Reuters
Govt seeks better security at chemical plants
By Tom Doggett
WASHINGTON (Reuters) - The U.S. Department of Homeland Security on Friday proposed regulations to improve security at high-risk chemical facilities to make them safer them from attacks.
"The consequences of an attack at a high-risk chemical facility could be severe for the health and safety of the citizens in the area and for the national economy," said Homeland Security Secretary Michael Chertoff.
Under new authority provided to the DHS by Congress, the department wants chemical facilities fitting certain profiles to complete a secure online risk assessment to determine how vulnerable they are to attacks.
The facilities would submit their security plans to DHS, which would review and approve them.

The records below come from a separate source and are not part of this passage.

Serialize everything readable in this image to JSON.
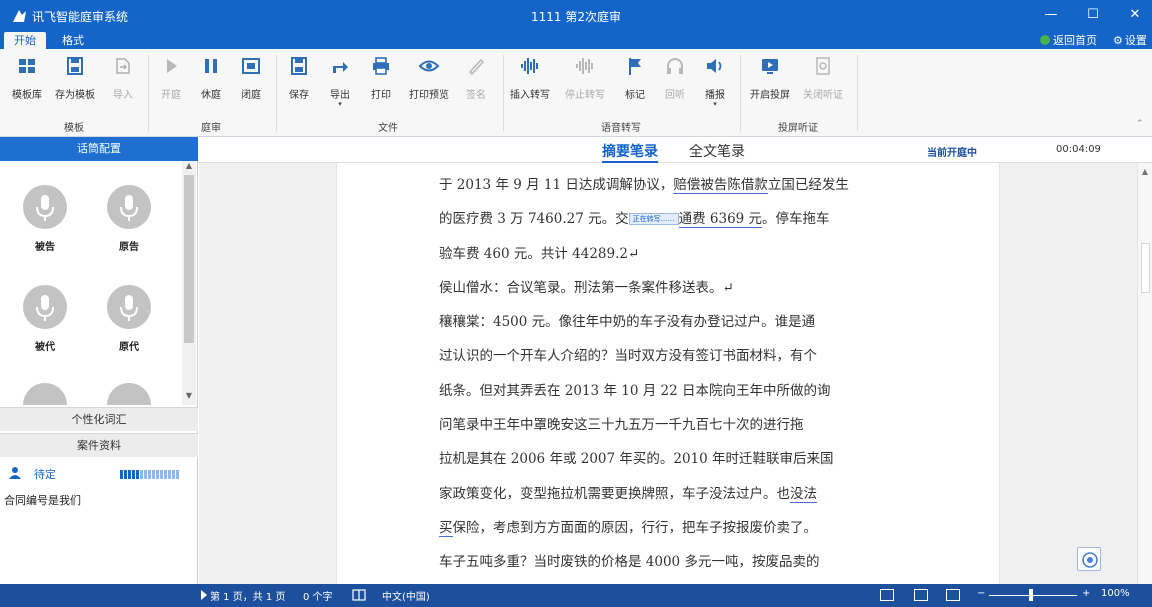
{
  "window": {
    "app_name": "讯飞智能庭审系统",
    "title": "1111 第2次庭审",
    "min_glyph": "—",
    "max_glyph": "☐",
    "close_glyph": "✕"
  },
  "tabs": {
    "start": "开始",
    "format": "格式",
    "home": "返回首页",
    "settings": "设置",
    "settings_glyph": "⚙"
  },
  "ribbon": {
    "template_library": "模板库",
    "save_as_template": "存为模板",
    "import": "导入",
    "open_trial": "开庭",
    "recess": "休庭",
    "close_trial": "闭庭",
    "save": "保存",
    "export": "导出",
    "print": "打印",
    "print_preview": "打印预览",
    "sign": "签名",
    "insert_transcript": "插入转写",
    "stop_transcript": "停止转写",
    "mark": "标记",
    "playback": "回听",
    "broadcast": "播报",
    "start_projection": "开启投屏",
    "close_projection": "关闭听证",
    "groups": {
      "template": "模板",
      "trial": "庭审",
      "file": "文件",
      "speech": "语音转写",
      "projection": "投屏听证"
    },
    "dropdown_glyph": "▾",
    "collapse_glyph": "⌃"
  },
  "left_panel": {
    "header": "话筒配置",
    "speakers": [
      {
        "label": "被告"
      },
      {
        "label": "原告"
      },
      {
        "label": "被代"
      },
      {
        "label": "原代"
      },
      {
        "label": ""
      },
      {
        "label": ""
      }
    ],
    "vocab": "个性化词汇",
    "case_materials": "案件资料",
    "active_speaker": "待定",
    "note": "合同编号是我们",
    "scroll_up": "▲",
    "scroll_down": "▼"
  },
  "document": {
    "tab_summary": "摘要笔录",
    "tab_full": "全文笔录",
    "status": "当前开庭中",
    "timer": "00:04:09",
    "lines": {
      "l1a": "于 2013 年 9 月 11 日达成调解协议，",
      "l1b": "赔偿被告陈借款",
      "l1c": "立国已经发生",
      "l2a": "的医疗费 3 万 7460.27 元。交",
      "l2tag": "正在转写……",
      "l2b": "通费 6369 元",
      "l2c": "。停车拖车",
      "l3": "验车费 460 元。共计 44289.2↵",
      "l4": "侯山僧水：合议笔录。刑法第一条案件移送表。↵",
      "l5": "穰穰棠：4500 元。像往年中奶的车子没有办登记过户。谁是通",
      "l6": "过认识的一个开车人介绍的？当时双方没有签订书面材料，有个",
      "l7": "纸条。但对其弄丢在 2013 年 10 月 22 日本院向王年中所做的询",
      "l8": "问笔录中王年中罩晚安这三十九五万一千九百七十次的进行拖",
      "l9": "拉机是其在 2006 年或 2007 年买的。2010 年时迁鞋联审后来国",
      "l10a": "家政策变化，变型拖拉机需要更换牌照，车子没法过户。也",
      "l10b": "没法",
      "l11a": "买",
      "l11b": "保险，考虑到方方面面的原因，行行，把车子按报废价卖了。",
      "l12": "车子五吨多重？当时废铁的价格是 4000 多元一吨，按废品卖的"
    },
    "scroll_up": "▲"
  },
  "statusbar": {
    "page": "第 1 页，共 1 页",
    "words": "0 个字",
    "language": "中文(中国)",
    "zoom_minus": "−",
    "zoom_plus": "+",
    "zoom": "100%"
  },
  "colors": {
    "brand": "#1565c9",
    "status_bar": "#1c4f9c",
    "ribbon_bg": "#f7f7f7"
  }
}
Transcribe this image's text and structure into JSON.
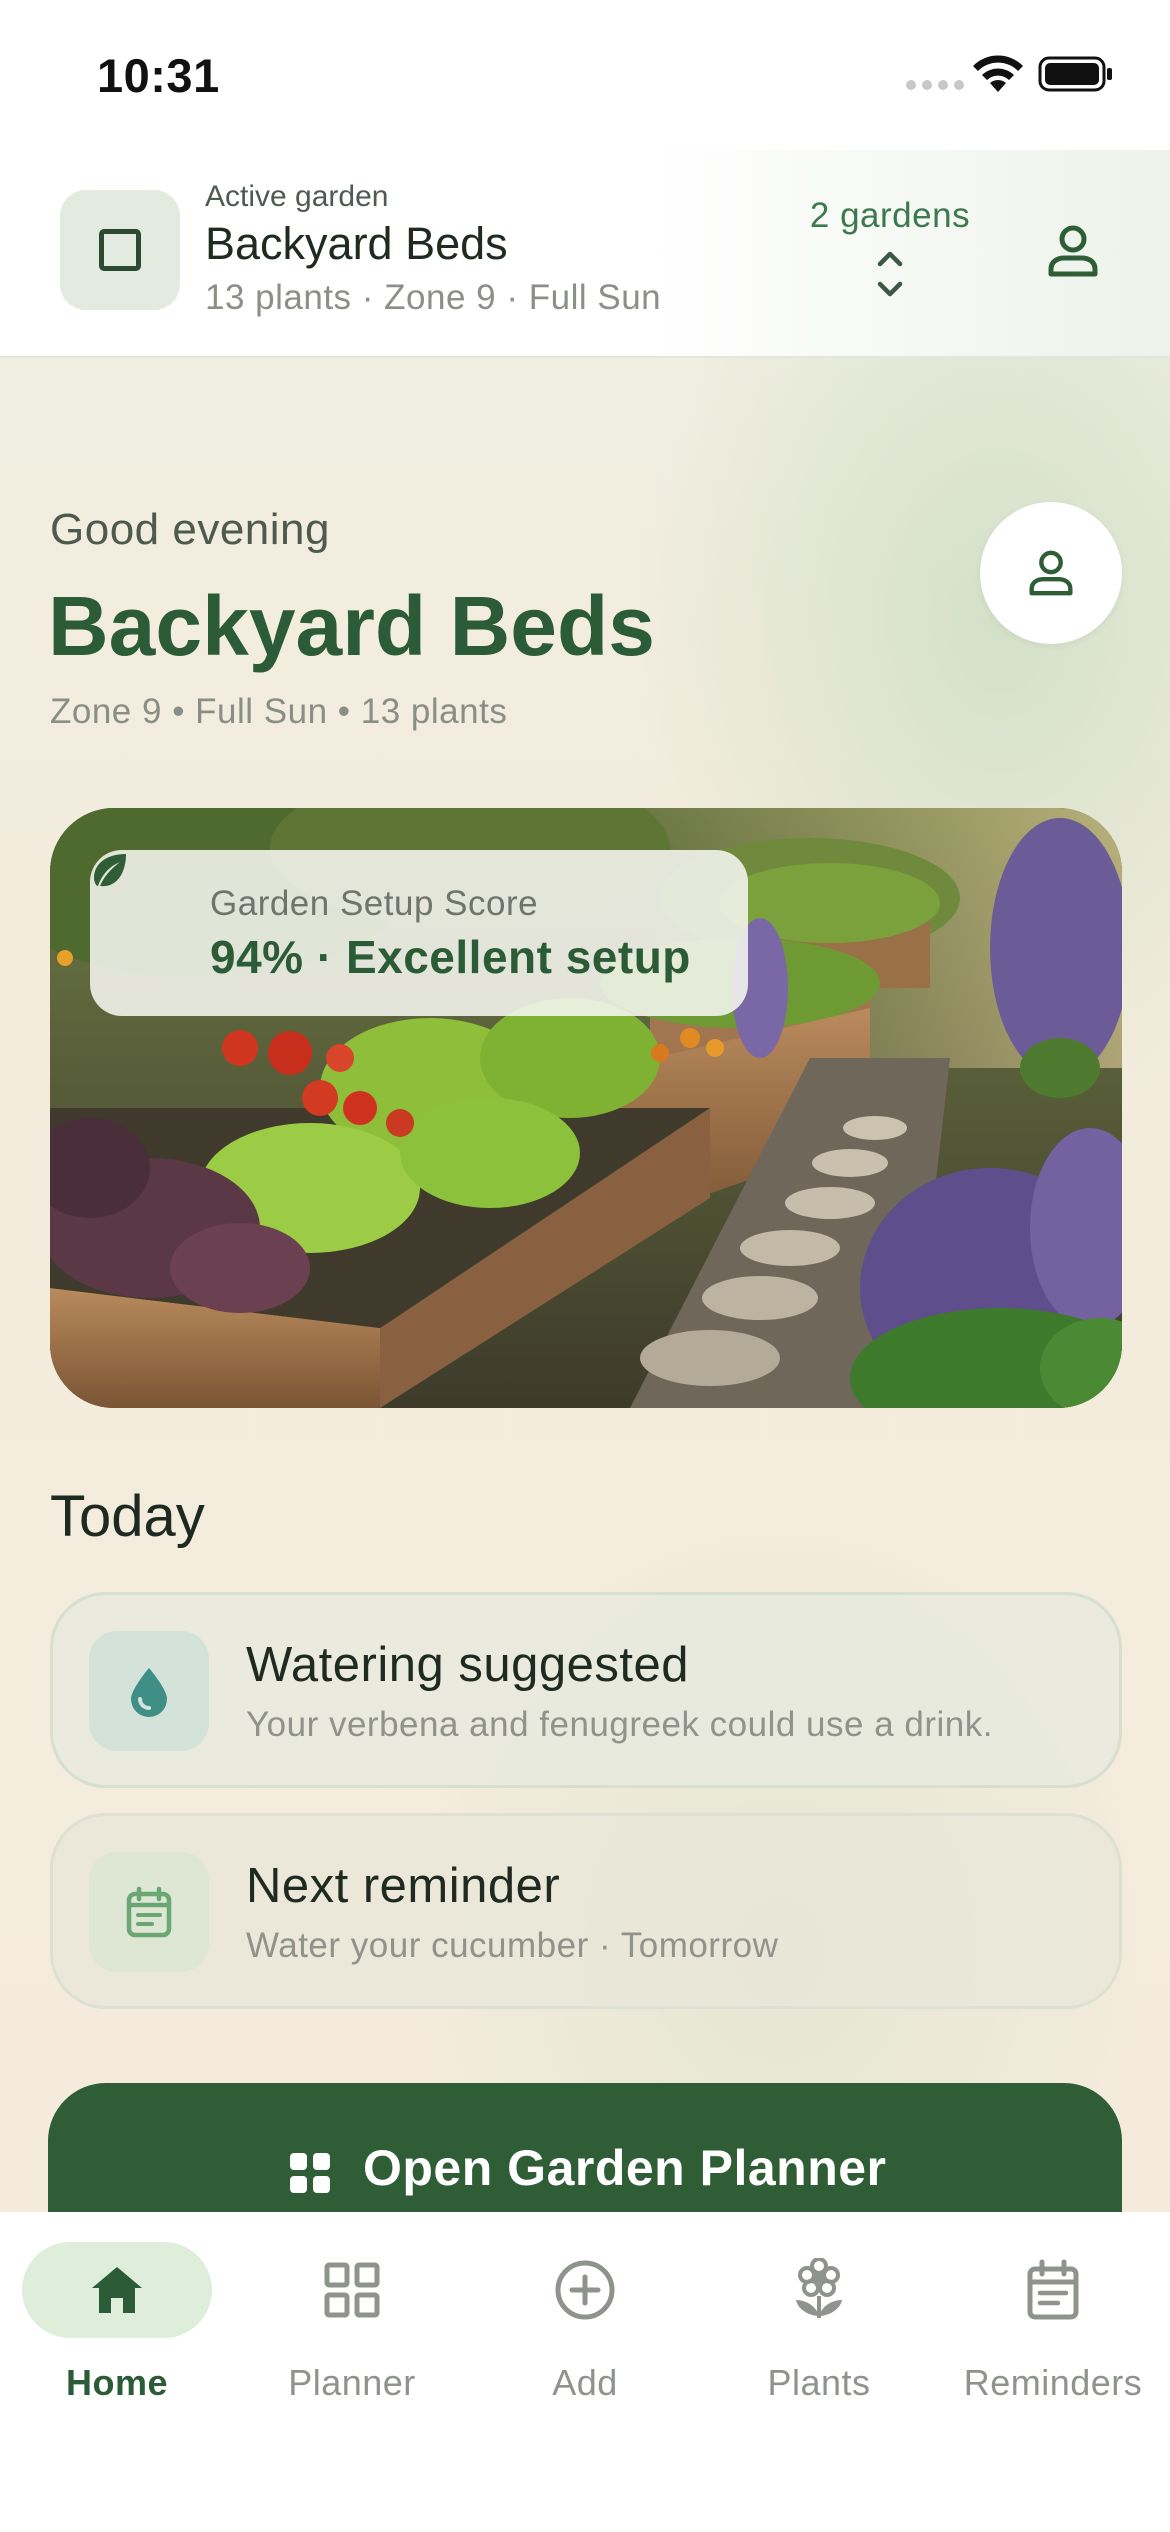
{
  "status_bar": {
    "time": "10:31"
  },
  "header": {
    "label": "Active garden",
    "title": "Backyard Beds",
    "subtitle": "13 plants · Zone 9 · Full Sun",
    "gardens_count": "2 gardens",
    "icons": {
      "badge": "square-icon",
      "switch": "chevron-up-down-icon",
      "profile": "person-icon"
    }
  },
  "greeting": {
    "salutation": "Good evening",
    "title": "Backyard Beds",
    "subtitle": "Zone 9 • Full Sun • 13 plants"
  },
  "hero": {
    "score_label": "Garden Setup Score",
    "score_value": "94% · Excellent setup",
    "score_percent": 94
  },
  "today": {
    "title": "Today",
    "cards": [
      {
        "title": "Watering suggested",
        "subtitle": "Your verbena and fenugreek could use a drink.",
        "icon": "water-drop-icon"
      },
      {
        "title": "Next reminder",
        "subtitle": "Water your cucumber · Tomorrow",
        "icon": "calendar-icon"
      }
    ]
  },
  "cta": {
    "label": "Open Garden Planner",
    "icon": "grid-icon"
  },
  "tabs": [
    {
      "label": "Home",
      "icon": "home-icon",
      "active": true
    },
    {
      "label": "Planner",
      "icon": "grid-icon",
      "active": false
    },
    {
      "label": "Add",
      "icon": "plus-circle-icon",
      "active": false
    },
    {
      "label": "Plants",
      "icon": "flower-icon",
      "active": false
    },
    {
      "label": "Reminders",
      "icon": "calendar-icon",
      "active": false
    }
  ],
  "colors": {
    "brand_green": "#2f5e36",
    "accent_green": "#3c7a4d",
    "water_teal": "#3f8f86",
    "background": "#f4ecdf"
  }
}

The department would then conduct audits and on-site inspections to make sure the plants' owners are following the security plans.
"Performance standards will be designed to achieve specific outcomes, such as securing the perimeter and critical targets, controlling access, deterring theft of potentially dangerous chemicals and preventing internal sabotage," the department said.

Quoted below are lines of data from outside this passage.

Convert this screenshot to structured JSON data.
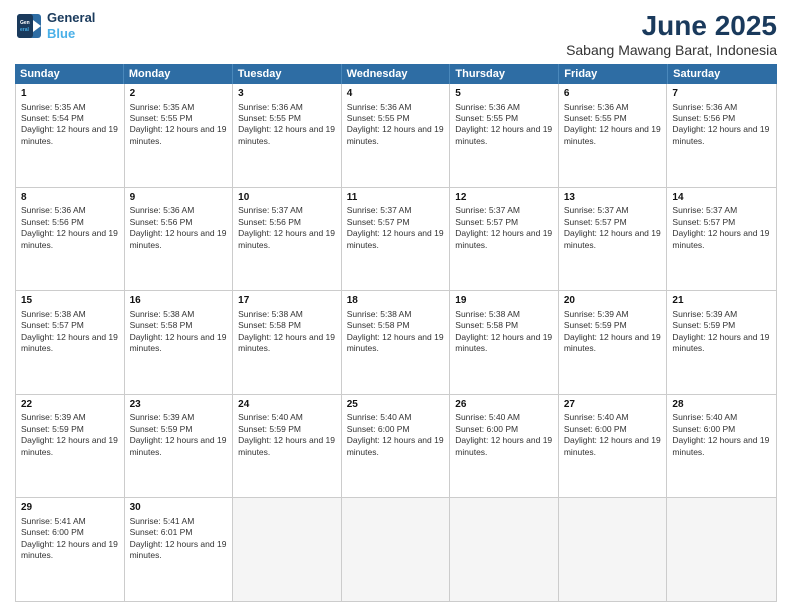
{
  "logo": {
    "line1": "General",
    "line2": "Blue"
  },
  "title": "June 2025",
  "subtitle": "Sabang Mawang Barat, Indonesia",
  "days": [
    "Sunday",
    "Monday",
    "Tuesday",
    "Wednesday",
    "Thursday",
    "Friday",
    "Saturday"
  ],
  "rows": [
    [
      {
        "day": "1",
        "sunrise": "Sunrise: 5:35 AM",
        "sunset": "Sunset: 5:54 PM",
        "daylight": "Daylight: 12 hours and 19 minutes."
      },
      {
        "day": "2",
        "sunrise": "Sunrise: 5:35 AM",
        "sunset": "Sunset: 5:55 PM",
        "daylight": "Daylight: 12 hours and 19 minutes."
      },
      {
        "day": "3",
        "sunrise": "Sunrise: 5:36 AM",
        "sunset": "Sunset: 5:55 PM",
        "daylight": "Daylight: 12 hours and 19 minutes."
      },
      {
        "day": "4",
        "sunrise": "Sunrise: 5:36 AM",
        "sunset": "Sunset: 5:55 PM",
        "daylight": "Daylight: 12 hours and 19 minutes."
      },
      {
        "day": "5",
        "sunrise": "Sunrise: 5:36 AM",
        "sunset": "Sunset: 5:55 PM",
        "daylight": "Daylight: 12 hours and 19 minutes."
      },
      {
        "day": "6",
        "sunrise": "Sunrise: 5:36 AM",
        "sunset": "Sunset: 5:55 PM",
        "daylight": "Daylight: 12 hours and 19 minutes."
      },
      {
        "day": "7",
        "sunrise": "Sunrise: 5:36 AM",
        "sunset": "Sunset: 5:56 PM",
        "daylight": "Daylight: 12 hours and 19 minutes."
      }
    ],
    [
      {
        "day": "8",
        "sunrise": "Sunrise: 5:36 AM",
        "sunset": "Sunset: 5:56 PM",
        "daylight": "Daylight: 12 hours and 19 minutes."
      },
      {
        "day": "9",
        "sunrise": "Sunrise: 5:36 AM",
        "sunset": "Sunset: 5:56 PM",
        "daylight": "Daylight: 12 hours and 19 minutes."
      },
      {
        "day": "10",
        "sunrise": "Sunrise: 5:37 AM",
        "sunset": "Sunset: 5:56 PM",
        "daylight": "Daylight: 12 hours and 19 minutes."
      },
      {
        "day": "11",
        "sunrise": "Sunrise: 5:37 AM",
        "sunset": "Sunset: 5:57 PM",
        "daylight": "Daylight: 12 hours and 19 minutes."
      },
      {
        "day": "12",
        "sunrise": "Sunrise: 5:37 AM",
        "sunset": "Sunset: 5:57 PM",
        "daylight": "Daylight: 12 hours and 19 minutes."
      },
      {
        "day": "13",
        "sunrise": "Sunrise: 5:37 AM",
        "sunset": "Sunset: 5:57 PM",
        "daylight": "Daylight: 12 hours and 19 minutes."
      },
      {
        "day": "14",
        "sunrise": "Sunrise: 5:37 AM",
        "sunset": "Sunset: 5:57 PM",
        "daylight": "Daylight: 12 hours and 19 minutes."
      }
    ],
    [
      {
        "day": "15",
        "sunrise": "Sunrise: 5:38 AM",
        "sunset": "Sunset: 5:57 PM",
        "daylight": "Daylight: 12 hours and 19 minutes."
      },
      {
        "day": "16",
        "sunrise": "Sunrise: 5:38 AM",
        "sunset": "Sunset: 5:58 PM",
        "daylight": "Daylight: 12 hours and 19 minutes."
      },
      {
        "day": "17",
        "sunrise": "Sunrise: 5:38 AM",
        "sunset": "Sunset: 5:58 PM",
        "daylight": "Daylight: 12 hours and 19 minutes."
      },
      {
        "day": "18",
        "sunrise": "Sunrise: 5:38 AM",
        "sunset": "Sunset: 5:58 PM",
        "daylight": "Daylight: 12 hours and 19 minutes."
      },
      {
        "day": "19",
        "sunrise": "Sunrise: 5:38 AM",
        "sunset": "Sunset: 5:58 PM",
        "daylight": "Daylight: 12 hours and 19 minutes."
      },
      {
        "day": "20",
        "sunrise": "Sunrise: 5:39 AM",
        "sunset": "Sunset: 5:59 PM",
        "daylight": "Daylight: 12 hours and 19 minutes."
      },
      {
        "day": "21",
        "sunrise": "Sunrise: 5:39 AM",
        "sunset": "Sunset: 5:59 PM",
        "daylight": "Daylight: 12 hours and 19 minutes."
      }
    ],
    [
      {
        "day": "22",
        "sunrise": "Sunrise: 5:39 AM",
        "sunset": "Sunset: 5:59 PM",
        "daylight": "Daylight: 12 hours and 19 minutes."
      },
      {
        "day": "23",
        "sunrise": "Sunrise: 5:39 AM",
        "sunset": "Sunset: 5:59 PM",
        "daylight": "Daylight: 12 hours and 19 minutes."
      },
      {
        "day": "24",
        "sunrise": "Sunrise: 5:40 AM",
        "sunset": "Sunset: 5:59 PM",
        "daylight": "Daylight: 12 hours and 19 minutes."
      },
      {
        "day": "25",
        "sunrise": "Sunrise: 5:40 AM",
        "sunset": "Sunset: 6:00 PM",
        "daylight": "Daylight: 12 hours and 19 minutes."
      },
      {
        "day": "26",
        "sunrise": "Sunrise: 5:40 AM",
        "sunset": "Sunset: 6:00 PM",
        "daylight": "Daylight: 12 hours and 19 minutes."
      },
      {
        "day": "27",
        "sunrise": "Sunrise: 5:40 AM",
        "sunset": "Sunset: 6:00 PM",
        "daylight": "Daylight: 12 hours and 19 minutes."
      },
      {
        "day": "28",
        "sunrise": "Sunrise: 5:40 AM",
        "sunset": "Sunset: 6:00 PM",
        "daylight": "Daylight: 12 hours and 19 minutes."
      }
    ],
    [
      {
        "day": "29",
        "sunrise": "Sunrise: 5:41 AM",
        "sunset": "Sunset: 6:00 PM",
        "daylight": "Daylight: 12 hours and 19 minutes."
      },
      {
        "day": "30",
        "sunrise": "Sunrise: 5:41 AM",
        "sunset": "Sunset: 6:01 PM",
        "daylight": "Daylight: 12 hours and 19 minutes."
      },
      null,
      null,
      null,
      null,
      null
    ]
  ]
}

Chemical plants that do not meet the performance standards could be fined up to $25,000 a day and continuos violators could be shut down.
The DHS pointed out that most chemical facilities have already undertaken voluntary efforts to improve security and made significant investments to maintain satisfactory security programs.
DHS officials could not immediately be reached to clarify what types of chemical plants would be subject to the regulations.
The department is using a broad definition of a "chemical facility" that would have to follow the regulations, saying it would be "any facility that possesses or plans to possess, at any relevant point in time, a quantity of a chemical substance determined by the (DHS) secretary to be potentially dangerous or that meets other risk-related criterion identified by the department."
The regulations would not apply to oil refineries, according to the National Petrochemical & Refiners Association. But a spokeswoman for the trade group did not know what kinds of chemical plants would fall under the regulations.
Republican Sen. Susan Collins, who co-sponsored the bill giving the DHS the new authority over chemical plants, said she was concerned the proposed regulations would restrict legal challenges to the department's implementation of the program.
Democratic Rep. Ed Markey said the regulations are not strong enough and that the new Democratic-controlled Congress "will be looking to close the wide-open security loopholes" at the 15,000 chemical facilities in the United States.